The Service Level Agreements (SLAs)

Define internal response limits based on CVSS severity. (These are examples; tailor them to your capacity, but keep CRA expectations in mind).

  • Critical (CVSS 9.0 - 10.0): Triage in 4 hours. Remediation plan in 24 hours. Patch released in < 7 days.
  • High (CVSS 7.0 - 8.9): Triage in 24 hours. Patch in next scheduled sprint (< 30 days).
  • Medium/Low (CVSS 0.0 - 6.9): Triage in 48 hours. Patch within 90 days.

The "Active Exploitation" Protocol

Create a massive, bolded section in your playbook for 24-hour CRA reporting.

If a report indicates active exploitation (e.g., "I'm seeing this ransomware payload dropping on my network right now utilizing this flaw in your product"), the normal SLAs vanish. The Incident Commander is paged immediately to begin drafting the Early Warning notification to the national CSIRT.

Disclosure and Advisories

Define the format for your public security advisories once the patch is live. You must credit the researcher (if they desire), list the CVE ID, explain the impact, and provide clear update instructions. Move toward machine-readable formats (CSAF 2.0) to ease compliance reporting.

Step 4: Run a Tabletop Exercise

Do not test your PSIRT playbook for the first time during an actual crisis.

Schedule a 2-hour "Tabletop Exercise" with your designated MV-PSIRT members. Present a simulated scenario:

  • Scenario: "It's 4:00 PM on a Friday. A researcher emails the security@ alias stating they have found an unauthenticated remote code execution (RCE) zero-day in our flagship IoT controller. They provided a Python script that perfectly exploits the firmware. What do you do?"

Walk through the playbook step-by-step. Who acknowledges the email? Who provisions the test environment? Who scores it? If the researcher says they intend to publish the details on Monday, what is your crisis communication strategy?

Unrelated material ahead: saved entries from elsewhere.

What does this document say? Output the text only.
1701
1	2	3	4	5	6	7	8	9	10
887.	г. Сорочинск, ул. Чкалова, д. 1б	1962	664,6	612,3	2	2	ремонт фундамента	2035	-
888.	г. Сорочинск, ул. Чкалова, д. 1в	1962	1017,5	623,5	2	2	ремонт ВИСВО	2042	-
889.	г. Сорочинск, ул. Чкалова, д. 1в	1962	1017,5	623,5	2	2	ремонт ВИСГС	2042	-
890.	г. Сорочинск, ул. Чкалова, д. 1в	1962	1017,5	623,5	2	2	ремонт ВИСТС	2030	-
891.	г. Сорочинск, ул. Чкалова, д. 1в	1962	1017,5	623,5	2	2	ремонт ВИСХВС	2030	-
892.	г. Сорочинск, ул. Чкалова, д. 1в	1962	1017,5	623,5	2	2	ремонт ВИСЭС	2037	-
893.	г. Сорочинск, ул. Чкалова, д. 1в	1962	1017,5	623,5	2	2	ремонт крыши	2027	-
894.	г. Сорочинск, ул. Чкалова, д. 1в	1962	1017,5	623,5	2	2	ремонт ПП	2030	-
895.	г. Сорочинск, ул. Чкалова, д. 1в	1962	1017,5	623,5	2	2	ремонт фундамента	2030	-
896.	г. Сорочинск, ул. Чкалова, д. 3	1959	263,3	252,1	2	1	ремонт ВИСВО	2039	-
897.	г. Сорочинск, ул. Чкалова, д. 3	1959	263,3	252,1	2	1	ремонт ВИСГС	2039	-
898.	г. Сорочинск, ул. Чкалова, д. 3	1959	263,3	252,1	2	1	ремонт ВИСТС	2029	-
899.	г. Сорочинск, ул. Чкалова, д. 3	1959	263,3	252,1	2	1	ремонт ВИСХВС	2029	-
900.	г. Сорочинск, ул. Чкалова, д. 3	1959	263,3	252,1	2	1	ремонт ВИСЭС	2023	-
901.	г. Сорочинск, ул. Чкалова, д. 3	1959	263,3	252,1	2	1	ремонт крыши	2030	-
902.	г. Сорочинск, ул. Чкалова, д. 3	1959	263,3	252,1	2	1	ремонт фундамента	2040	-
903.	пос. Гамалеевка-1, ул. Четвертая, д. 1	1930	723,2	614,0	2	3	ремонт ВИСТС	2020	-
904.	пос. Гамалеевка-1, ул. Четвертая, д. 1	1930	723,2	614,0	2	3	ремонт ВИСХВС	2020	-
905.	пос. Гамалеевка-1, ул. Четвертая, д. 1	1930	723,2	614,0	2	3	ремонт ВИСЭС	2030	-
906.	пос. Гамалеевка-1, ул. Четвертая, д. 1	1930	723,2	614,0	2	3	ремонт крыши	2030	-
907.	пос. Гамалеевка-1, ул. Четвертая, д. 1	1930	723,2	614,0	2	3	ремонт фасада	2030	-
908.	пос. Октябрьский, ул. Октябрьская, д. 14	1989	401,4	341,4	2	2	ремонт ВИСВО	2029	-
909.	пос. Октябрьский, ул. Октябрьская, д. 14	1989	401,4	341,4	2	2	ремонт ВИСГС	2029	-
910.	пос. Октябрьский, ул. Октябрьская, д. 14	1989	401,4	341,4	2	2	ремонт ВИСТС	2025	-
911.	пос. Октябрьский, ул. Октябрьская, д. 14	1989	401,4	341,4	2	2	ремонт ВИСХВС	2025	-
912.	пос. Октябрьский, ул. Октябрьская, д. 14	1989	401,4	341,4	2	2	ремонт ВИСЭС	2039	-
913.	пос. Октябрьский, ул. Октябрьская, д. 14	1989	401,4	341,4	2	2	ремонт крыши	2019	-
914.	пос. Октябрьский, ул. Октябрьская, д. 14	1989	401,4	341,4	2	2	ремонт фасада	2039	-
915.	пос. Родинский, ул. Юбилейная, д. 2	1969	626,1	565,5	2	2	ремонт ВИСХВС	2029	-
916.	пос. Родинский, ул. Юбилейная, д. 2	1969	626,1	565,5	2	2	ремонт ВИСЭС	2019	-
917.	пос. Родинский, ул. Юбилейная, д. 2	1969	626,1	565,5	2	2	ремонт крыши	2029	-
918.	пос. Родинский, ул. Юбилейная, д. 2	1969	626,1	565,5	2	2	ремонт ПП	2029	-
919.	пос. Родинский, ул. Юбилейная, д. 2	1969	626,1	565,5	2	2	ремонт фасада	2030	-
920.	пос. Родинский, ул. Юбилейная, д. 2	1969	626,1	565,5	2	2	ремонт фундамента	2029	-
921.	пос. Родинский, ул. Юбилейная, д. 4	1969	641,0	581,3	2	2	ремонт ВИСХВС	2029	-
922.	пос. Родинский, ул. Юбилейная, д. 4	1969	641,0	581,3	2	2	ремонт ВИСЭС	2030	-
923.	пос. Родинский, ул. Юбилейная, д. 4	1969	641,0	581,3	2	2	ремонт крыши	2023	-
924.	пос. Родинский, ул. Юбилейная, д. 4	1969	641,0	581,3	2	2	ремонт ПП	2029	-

Identify the gaps in your process and iterate on the playbook.

Conclusion

Building a PSIRT from scratch is intimidating, but it doesn't require millions of dollars in budget or hiring a dedicated security army. It requires intent, organization, and a clear understanding of your legal obligations under the CRA. By establishing a formalized front door, assigning clear roles to existing engineering talent, and rigorously defining your response SLAs, SMEs can build a highly capable Minimum Viable PSIRT ready for whatever hits their inbox.